HSAs comes with substantial tax benefits for users, including tax-deductible contributions, tax-free earnings within the savings account, and tax-free withdrawals for qualified health expenses. Monies not taken out of an HSA can continue earning interest like a traditional savings account. Once you reach Medicare age of 65, the funds can be withdrawn and be used to pay income taxes or be used for qualified medical expenses. Withdrawals after this age are completely tax free. Monies taken out before Medicare age will be subject to income taxes.
If you have a non-high-deductible health plan that overlaps with a high-deductible plan, you will not be eligible for HSA contributions. In addition, HSA contributions cannot be made if you are contributing to a general-purpose healthcare flexible spending account (FSA) in the same year.

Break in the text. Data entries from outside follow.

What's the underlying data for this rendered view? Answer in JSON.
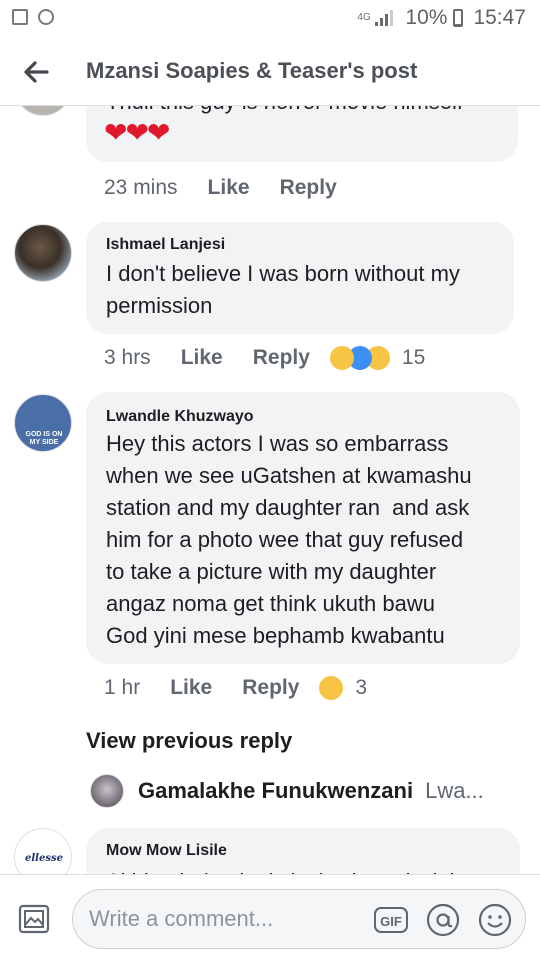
{
  "status_bar": {
    "network": "4G",
    "battery_text": "10%",
    "battery_level": 0.1,
    "time": "15:47"
  },
  "header": {
    "title": "Mzansi Soapies & Teaser's post"
  },
  "comments": [
    {
      "partial_text": "Thuli this guy is horror movie himself",
      "hearts": "❤❤❤",
      "time": "23 mins",
      "like": "Like",
      "reply": "Reply"
    },
    {
      "author": "Ishmael Lanjesi",
      "lines": [
        "I don't believe I was born without my",
        "permission"
      ],
      "time": "3 hrs",
      "like": "Like",
      "reply": "Reply",
      "reactions": [
        "haha",
        "wow",
        "sad"
      ],
      "reaction_count": "15"
    },
    {
      "author": "Lwandle Khuzwayo",
      "avatar_text": "GOD IS ON MY SIDE",
      "lines": [
        "Hey this actors I was so embarrass",
        "when we see uGatshen at kwamashu",
        "station and my daughter ran  and ask",
        "him for a photo wee that guy refused",
        "to take a picture with my daughter",
        "angaz noma get think ukuth bawu",
        "God yini mese bephamb kwabantu"
      ],
      "time": "1 hr",
      "like": "Like",
      "reply": "Reply",
      "reactions": [
        "sad"
      ],
      "reaction_count": "3"
    }
  ],
  "view_previous_reply": "View previous reply",
  "reply_preview": {
    "name": "Gamalakhe Funukwenzani",
    "snippet": "Lwa..."
  },
  "last_comment": {
    "author": "Mow Mow Lisile",
    "avatar_text": "ellesse",
    "partial_text": "Akhkuphela ukuti sisejwabeza kwini"
  },
  "composer": {
    "placeholder": "Write a comment...",
    "gif_label": "GIF"
  },
  "colors": {
    "meta_grey": "#606770",
    "bubble_bg": "#f2f3f5",
    "heart_red": "#e0182d",
    "haha_yellow": "#f7c444",
    "wow_blue": "#3b8ff5"
  },
  "icons": {
    "back": "arrow-left-icon",
    "photo": "photo-icon",
    "gif": "gif-icon",
    "sticker": "at-sticker-icon",
    "emoji": "smiley-icon"
  }
}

HSAs can offer different investment options like an IRA, though there could be limitations based on the account trustee. They are trust or custodial accounts set up through banks, insurance companies or brokerage firms. Business owners will want to explore their options and find the account solution that is best suited for their benefits plan and employee needs.
HSA benefits continue to evolve and become more attractive for small business owners and their employees as group health plans get more expensive and complex. This may be the right option for your business.